Lien Nguyen, Ph.D.
lien.nguyen at ufl.edu
Lien has always been interested in understanding the molecular pathogenesis of neurodegenerative disorders and in developing therapeutic strategies for these devastating diseases. She received her B.S. in Chemistry from Hanoi College of Science at Vietnam National University. Lien then earned her Ph.D. in Chemistry at the University of Illinois at Urbana-Champaign with Dr. Steven Zimmerman, in which she designed, synthesized, and studied biological activities of small molecules that target Myotonic Dystrophy. Continuing her interest in repeat expansion disorders, she joined the lab led by Dr. Laura Ranum in the Center for NeuroGenetics (CNG) as a postdoctoral fellow. During the early phase of the postdoctoral training, Lien studied the roles of C9orf72 repeat-associated non-AUG (RAN) proteins in disease pathogenesis and developed therapeutic strategies for C9orf72 ALS/FTD.

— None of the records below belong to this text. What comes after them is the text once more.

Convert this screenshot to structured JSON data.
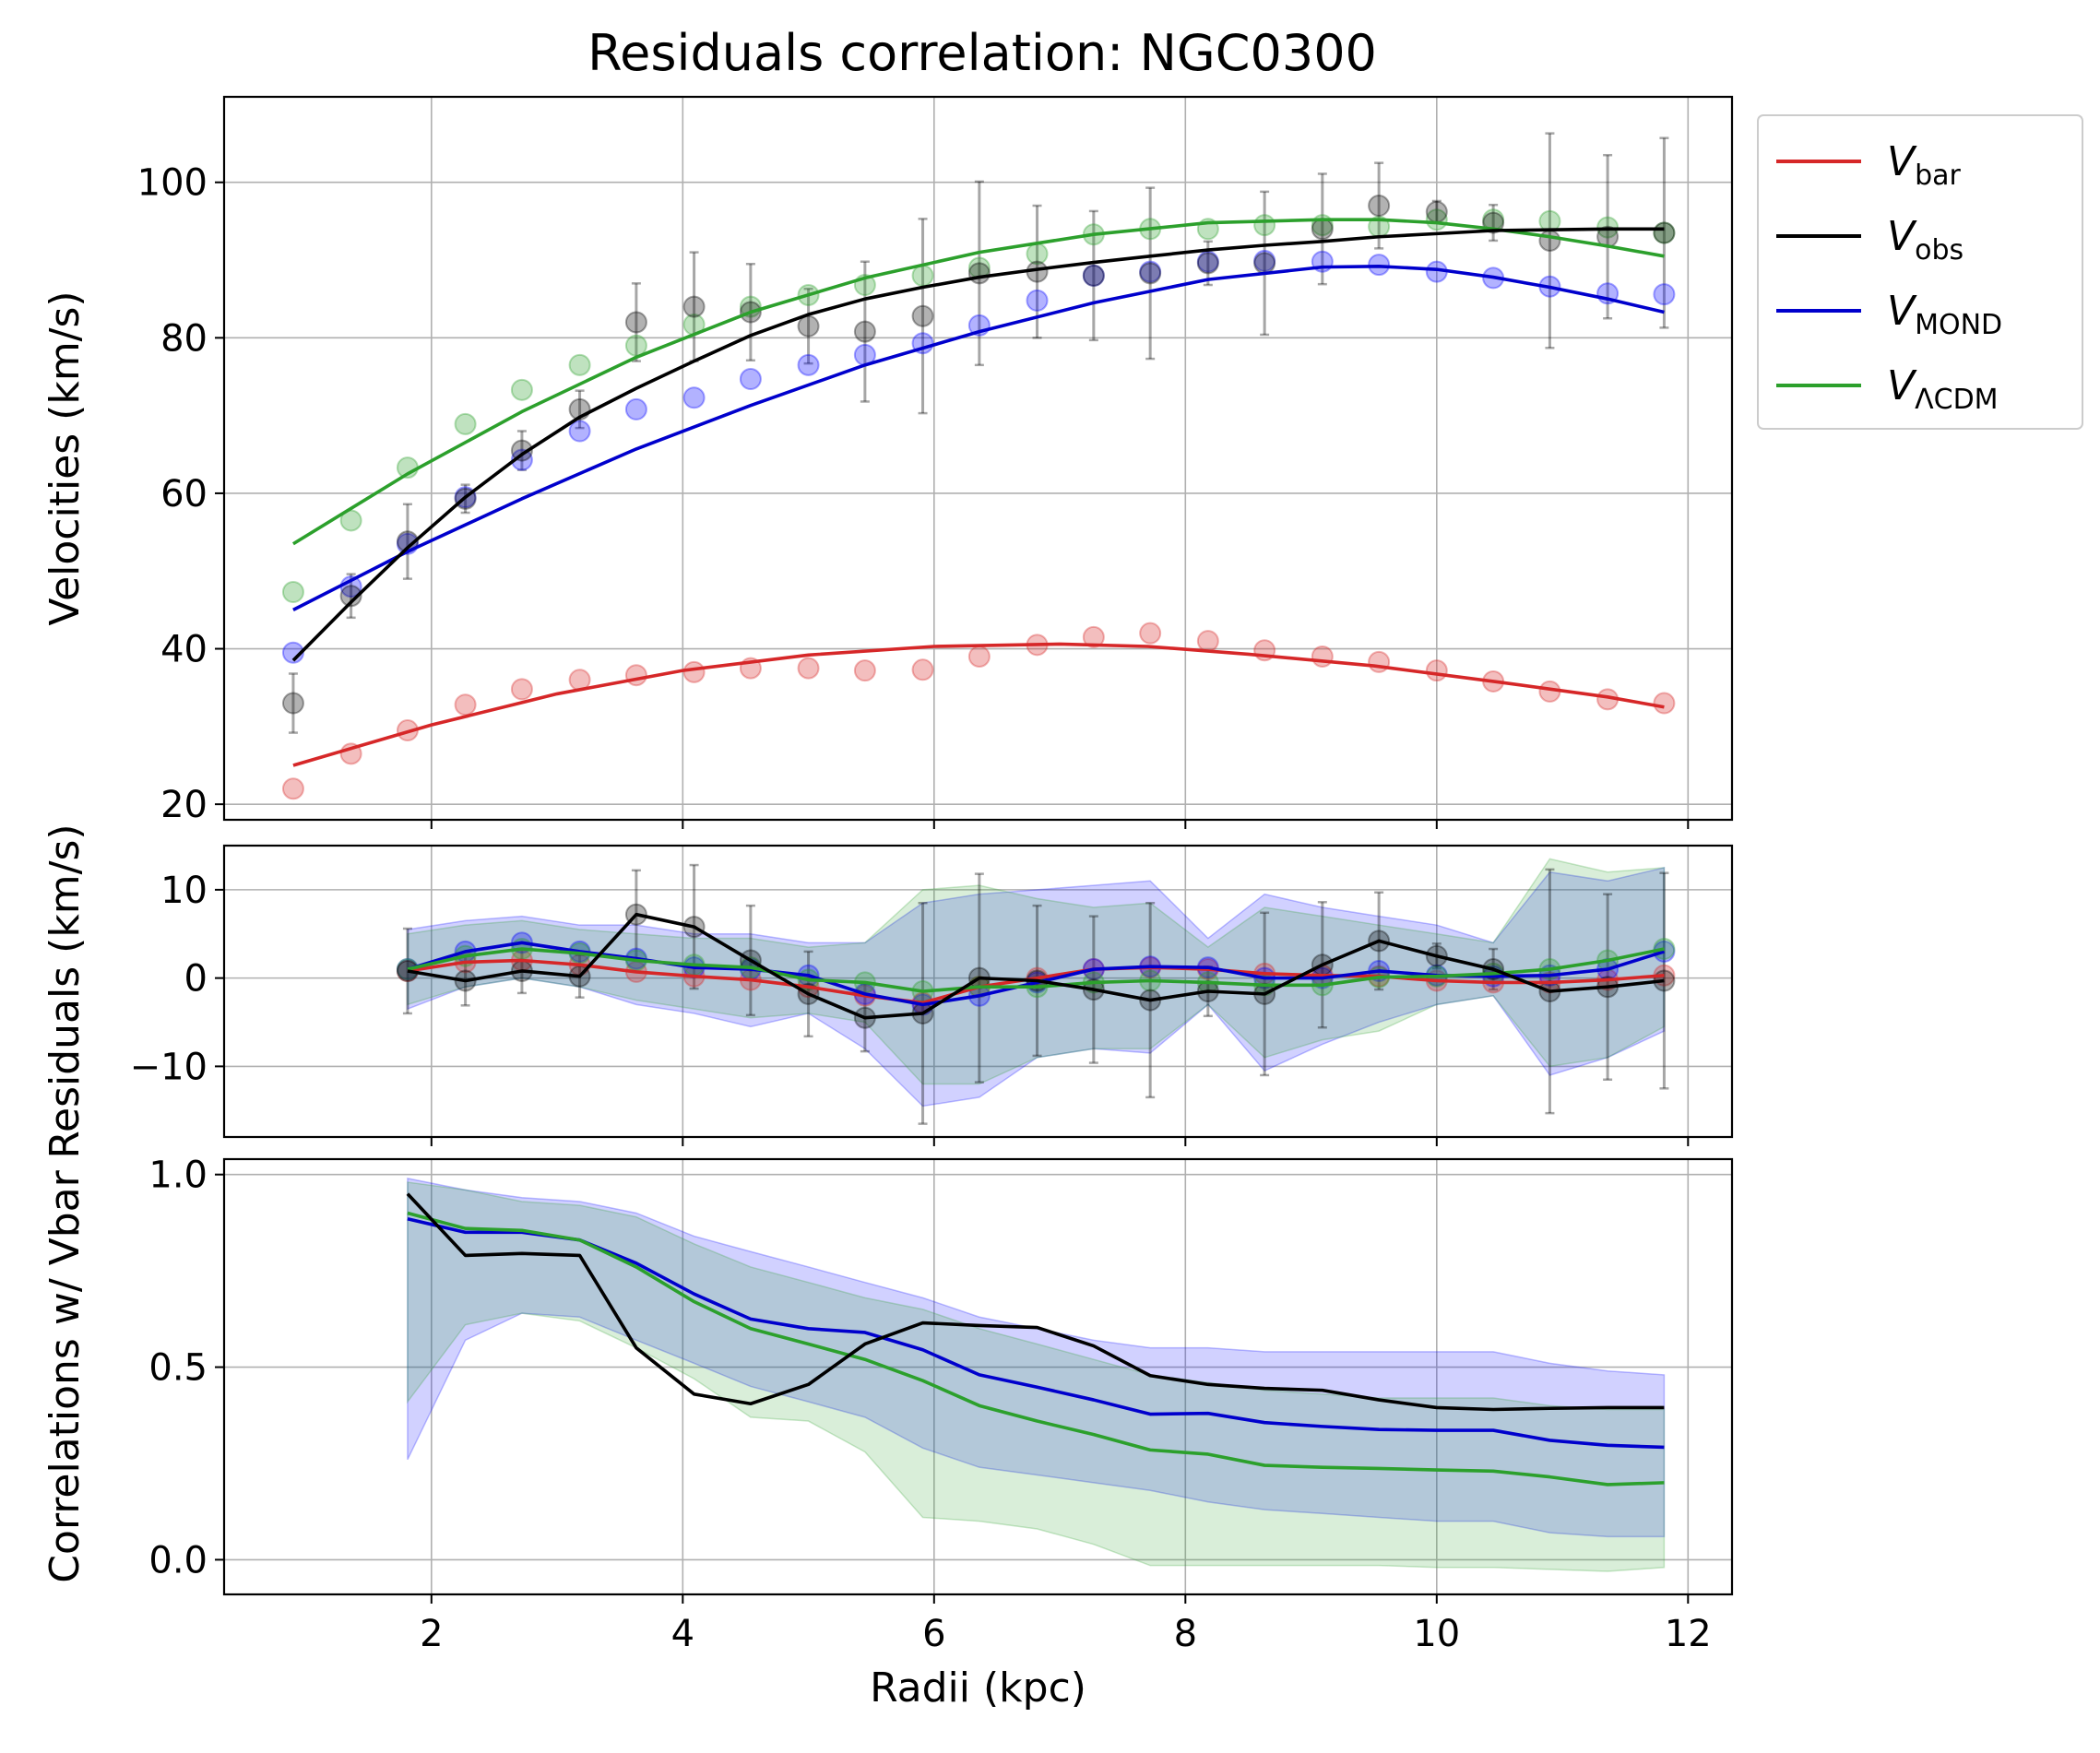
{
  "chart_data": [
    {
      "panel": "velocities",
      "type": "line",
      "title": "Residuals correlation: NGC0300",
      "xlabel": "",
      "ylabel": "Velocities (km/s)",
      "xlim": [
        0.35,
        12.35
      ],
      "ylim": [
        18,
        111
      ],
      "xticks": [
        2,
        4,
        6,
        8,
        10,
        12
      ],
      "yticks": [
        20,
        40,
        60,
        80,
        100
      ],
      "ytick_labels": [
        "20",
        "40",
        "60",
        "80",
        "100"
      ],
      "grid": true,
      "legend": {
        "placement": "outside-upper-right",
        "entries": [
          {
            "base": "V",
            "sub": "bar",
            "color": "#d62728"
          },
          {
            "base": "V",
            "sub": "obs",
            "color": "#000000"
          },
          {
            "base": "V",
            "sub": "MOND",
            "color": "#0000cc"
          },
          {
            "base": "V",
            "sub": "ΛCDM",
            "color": "#2ca02c"
          }
        ]
      },
      "x": [
        0.9,
        1.36,
        1.81,
        2.27,
        2.72,
        3.18,
        3.63,
        4.09,
        4.54,
        5.0,
        5.45,
        5.91,
        6.36,
        6.82,
        7.27,
        7.72,
        8.18,
        8.63,
        9.09,
        9.54,
        10.0,
        10.45,
        10.9,
        11.36,
        11.81
      ],
      "scatter": {
        "Vbar": [
          22,
          26.5,
          29.5,
          32.8,
          34.8,
          36,
          36.6,
          37,
          37.5,
          37.5,
          37.2,
          37.3,
          39,
          40.5,
          41.5,
          42,
          41,
          39.8,
          39,
          38.3,
          37.2,
          35.8,
          34.5,
          33.5,
          33
        ],
        "Vobs": [
          33,
          46.8,
          53.8,
          59.3,
          65.5,
          70.8,
          82,
          84,
          83.3,
          81.5,
          80.8,
          82.8,
          88.3,
          88.5,
          88,
          88.3,
          89.6,
          89.6,
          94,
          97,
          96.2,
          94.8,
          92.5,
          93,
          93.5
        ],
        "Vobs_err": [
          3.8,
          2.8,
          4.8,
          1.8,
          2.5,
          2.4,
          5,
          7,
          6.2,
          4.8,
          9,
          12.5,
          11.8,
          8.5,
          8.3,
          11,
          2.8,
          9.2,
          7.1,
          5.5,
          1.4,
          2.3,
          13.8,
          10.5,
          12.2
        ],
        "VMOND": [
          39.5,
          48,
          53.5,
          59.5,
          64.3,
          68,
          70.8,
          72.3,
          74.7,
          76.5,
          77.8,
          79.3,
          81.6,
          84.8,
          88,
          88.5,
          89.8,
          89.9,
          89.8,
          89.4,
          88.5,
          87.7,
          86.6,
          85.7,
          85.6
        ],
        "VLCDM": [
          47.3,
          56.5,
          63.3,
          68.9,
          73.3,
          76.5,
          79,
          81.7,
          84,
          85.5,
          86.8,
          88,
          89,
          90.8,
          93.3,
          94,
          94,
          94.5,
          94.5,
          94.3,
          95.2,
          95.2,
          95,
          94.2,
          93.5
        ]
      },
      "series": [
        {
          "name": "Vbar",
          "color": "#d62728",
          "x": [
            0.9,
            2,
            3,
            4,
            5,
            6,
            7,
            7.7,
            8.5,
            9.5,
            10.5,
            11.36,
            11.81
          ],
          "values": [
            25,
            30.2,
            34.2,
            37.2,
            39.2,
            40.3,
            40.6,
            40.3,
            39.3,
            37.8,
            35.7,
            33.8,
            32.5
          ]
        },
        {
          "name": "Vobs",
          "color": "#000000",
          "x": [
            0.9,
            1.36,
            1.81,
            2.27,
            2.72,
            3.18,
            3.63,
            4.09,
            4.54,
            5,
            5.45,
            5.91,
            6.36,
            6.82,
            7.27,
            7.72,
            8.18,
            8.63,
            9.09,
            9.54,
            10,
            10.45,
            10.9,
            11.36,
            11.81
          ],
          "values": [
            38.5,
            46,
            53,
            59.5,
            65,
            69.8,
            73.5,
            77,
            80.3,
            83,
            85,
            86.5,
            87.8,
            88.8,
            89.7,
            90.5,
            91.3,
            91.9,
            92.4,
            93,
            93.4,
            93.8,
            93.9,
            94,
            94
          ]
        },
        {
          "name": "VMOND",
          "color": "#0000cc",
          "x": [
            0.9,
            1.81,
            2.72,
            3.63,
            4.54,
            5.45,
            6.36,
            7.27,
            8.18,
            9.09,
            9.54,
            10,
            10.45,
            10.9,
            11.36,
            11.81
          ],
          "values": [
            45,
            52.5,
            59.3,
            65.7,
            71.3,
            76.5,
            80.8,
            84.5,
            87.5,
            89.1,
            89.2,
            88.8,
            87.8,
            86.5,
            85,
            83.3
          ]
        },
        {
          "name": "VLCDM",
          "color": "#2ca02c",
          "x": [
            0.9,
            1.81,
            2.72,
            3.63,
            4.54,
            5.45,
            6.36,
            7.27,
            8.18,
            9.09,
            9.54,
            10,
            10.45,
            10.9,
            11.36,
            11.81
          ],
          "values": [
            53.5,
            62.5,
            70.5,
            77.5,
            83.3,
            87.7,
            91,
            93.3,
            94.8,
            95.2,
            95.2,
            94.8,
            94,
            93,
            91.8,
            90.5
          ]
        }
      ]
    },
    {
      "panel": "residuals",
      "type": "line",
      "ylabel": "Residuals (km/s)",
      "xlim": [
        0.35,
        12.35
      ],
      "ylim": [
        -18,
        15
      ],
      "xticks": [
        2,
        4,
        6,
        8,
        10,
        12
      ],
      "yticks": [
        10,
        0,
        -10
      ],
      "ytick_labels": [
        "10",
        "0",
        "−10"
      ],
      "grid": true,
      "x": [
        1.81,
        2.27,
        2.72,
        3.18,
        3.63,
        4.09,
        4.54,
        5.0,
        5.45,
        5.91,
        6.36,
        6.82,
        7.27,
        7.72,
        8.18,
        8.63,
        9.09,
        9.54,
        10.0,
        10.45,
        10.9,
        11.36,
        11.81
      ],
      "series": [
        {
          "name": "Vbar",
          "color": "#d62728",
          "values": [
            0.8,
            1.8,
            2,
            1.5,
            0.7,
            0.2,
            -0.2,
            -1,
            -2,
            -2.8,
            -1,
            0,
            1,
            1.2,
            1,
            0.5,
            0.3,
            0.2,
            -0.3,
            -0.5,
            -0.5,
            -0.2,
            0.3
          ]
        },
        {
          "name": "Vobs",
          "color": "#000000",
          "values": [
            0.8,
            -0.3,
            0.8,
            0.2,
            7.2,
            5.8,
            2,
            -1.8,
            -4.5,
            -4,
            0,
            -0.3,
            -1.3,
            -2.5,
            -1.5,
            -1.8,
            1.5,
            4.2,
            2.5,
            1,
            -1.5,
            -1,
            -0.3
          ]
        },
        {
          "name": "VMOND",
          "color": "#0000cc",
          "values": [
            1,
            3,
            4,
            3,
            2.2,
            1.2,
            1,
            0.3,
            -1.8,
            -3,
            -2,
            -0.5,
            1,
            1.3,
            1.2,
            0,
            0,
            0.8,
            0.3,
            0.2,
            0.3,
            1,
            3
          ]
        },
        {
          "name": "VLCDM",
          "color": "#2ca02c",
          "values": [
            1,
            2.5,
            3.3,
            2.8,
            2,
            1.5,
            1.2,
            -0.2,
            -0.5,
            -1.5,
            -1,
            -1,
            -0.5,
            -0.3,
            -0.5,
            -0.8,
            -0.8,
            0.1,
            0.2,
            0.5,
            1,
            2,
            3.3
          ]
        }
      ],
      "bands": [
        {
          "name": "VMOND",
          "color": "#0000ff",
          "upper": [
            5.5,
            6.5,
            7,
            6,
            6,
            5,
            5,
            4,
            4,
            8.5,
            9.5,
            10,
            10.5,
            11,
            4.5,
            9.5,
            8,
            7,
            6,
            4,
            12,
            11,
            12.5
          ],
          "lower": [
            -3.5,
            -1,
            0,
            -1,
            -3,
            -4,
            -5.5,
            -4,
            -8,
            -14.5,
            -13.5,
            -9,
            -8,
            -8.5,
            -3,
            -10.5,
            -7.5,
            -5,
            -3,
            -2,
            -11,
            -9,
            -6
          ]
        },
        {
          "name": "VLCDM",
          "color": "#2ca02c",
          "upper": [
            5,
            6,
            6.5,
            5.5,
            5,
            4.5,
            4.5,
            3.5,
            4,
            10,
            10.5,
            9,
            8,
            8.5,
            3.5,
            8,
            7,
            6,
            5,
            4,
            13.5,
            12,
            12.5
          ],
          "lower": [
            -3,
            -1,
            0,
            -1,
            -2.5,
            -3.5,
            -4.5,
            -4,
            -5,
            -12,
            -12,
            -9,
            -8,
            -8,
            -3,
            -9,
            -7,
            -6,
            -3,
            -2,
            -10,
            -9,
            -5.5
          ]
        }
      ],
      "scatter": {
        "Vobs_err": [
          4.8,
          2.8,
          2.5,
          2.4,
          5,
          7,
          6.2,
          4.8,
          3.8,
          12.5,
          11.8,
          8.5,
          8.3,
          11,
          2.8,
          9.2,
          7.1,
          5.5,
          1.4,
          2.3,
          13.8,
          10.5,
          12.2
        ]
      }
    },
    {
      "panel": "correlations",
      "type": "line",
      "xlabel": "Radii (kpc)",
      "ylabel": "Correlations w/ Vbar",
      "xlim": [
        0.35,
        12.35
      ],
      "ylim": [
        -0.09,
        1.04
      ],
      "xticks": [
        2,
        4,
        6,
        8,
        10,
        12
      ],
      "xtick_labels": [
        "2",
        "4",
        "6",
        "8",
        "10",
        "12"
      ],
      "yticks": [
        0,
        0.5,
        1
      ],
      "ytick_labels": [
        "0.0",
        "0.5",
        "1.0"
      ],
      "grid": true,
      "x": [
        1.81,
        2.27,
        2.72,
        3.18,
        3.63,
        4.09,
        4.54,
        5.0,
        5.45,
        5.91,
        6.36,
        6.82,
        7.27,
        7.72,
        8.18,
        8.63,
        9.09,
        9.54,
        10.0,
        10.45,
        10.9,
        11.36,
        11.81
      ],
      "series": [
        {
          "name": "Vobs",
          "color": "#000000",
          "values": [
            0.95,
            0.79,
            0.795,
            0.79,
            0.55,
            0.43,
            0.405,
            0.455,
            0.56,
            0.615,
            0.608,
            0.603,
            0.555,
            0.478,
            0.455,
            0.445,
            0.44,
            0.415,
            0.395,
            0.39,
            0.393,
            0.395,
            0.395
          ]
        },
        {
          "name": "VMOND",
          "color": "#0000cc",
          "values": [
            0.885,
            0.85,
            0.85,
            0.83,
            0.77,
            0.69,
            0.625,
            0.6,
            0.59,
            0.545,
            0.48,
            0.448,
            0.415,
            0.378,
            0.38,
            0.356,
            0.346,
            0.338,
            0.336,
            0.336,
            0.31,
            0.297,
            0.292
          ]
        },
        {
          "name": "VLCDM",
          "color": "#2ca02c",
          "values": [
            0.9,
            0.86,
            0.855,
            0.83,
            0.76,
            0.67,
            0.6,
            0.56,
            0.52,
            0.465,
            0.4,
            0.36,
            0.325,
            0.285,
            0.274,
            0.245,
            0.24,
            0.237,
            0.233,
            0.23,
            0.215,
            0.195,
            0.2
          ]
        }
      ],
      "bands": [
        {
          "name": "VMOND",
          "color": "#0000ff",
          "upper": [
            0.99,
            0.96,
            0.94,
            0.93,
            0.9,
            0.84,
            0.8,
            0.76,
            0.72,
            0.68,
            0.63,
            0.6,
            0.57,
            0.55,
            0.55,
            0.54,
            0.54,
            0.54,
            0.54,
            0.54,
            0.51,
            0.49,
            0.48
          ],
          "lower": [
            0.26,
            0.57,
            0.64,
            0.63,
            0.57,
            0.51,
            0.45,
            0.41,
            0.37,
            0.29,
            0.24,
            0.22,
            0.2,
            0.18,
            0.15,
            0.13,
            0.12,
            0.11,
            0.1,
            0.1,
            0.07,
            0.06,
            0.06
          ]
        },
        {
          "name": "VLCDM",
          "color": "#2ca02c",
          "upper": [
            0.98,
            0.96,
            0.93,
            0.92,
            0.89,
            0.82,
            0.76,
            0.72,
            0.68,
            0.65,
            0.6,
            0.56,
            0.52,
            0.48,
            0.46,
            0.44,
            0.43,
            0.42,
            0.42,
            0.42,
            0.4,
            0.39,
            0.39
          ],
          "lower": [
            0.41,
            0.61,
            0.64,
            0.62,
            0.55,
            0.47,
            0.37,
            0.36,
            0.28,
            0.11,
            0.1,
            0.08,
            0.04,
            -0.015,
            -0.015,
            -0.015,
            -0.015,
            -0.015,
            -0.02,
            -0.02,
            -0.025,
            -0.03,
            -0.02
          ]
        }
      ]
    }
  ]
}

While doing research in repeat expansion disorders, Lien learned that the discovery of repeat expansion mutations is very challenging because of technical difficulties. Since repetitive elements account for >50% of human genome, it is highly likely that many repeat expansion mutations remain unidentified and could contribute to common disorders including Alzheimer’s disease (AD). This innovative thought has led Lien to develop a novel pathology-to-gene-identification strategy to isolate and study the roles repeat expansion mutations in disease with unknown genetic etiologies. In 2020, Lien received the K99/R00 – Pathway to Independence Award (NIH/NIA) to develop and use this strategy to study genetics and molecular mechanisms of AD. In December 2022, Lien started her independent lab in the CNG, the Department of Molecular Genetics and Microbiology, University of Florida. She is enthusiastic about gaining new knowledge and doing research to increase our understanding of disease and how the central nervous system works. She looks forward to working with outstanding and motivated researchers and to contributing to the huge effort of the scientific community to help patients and their families.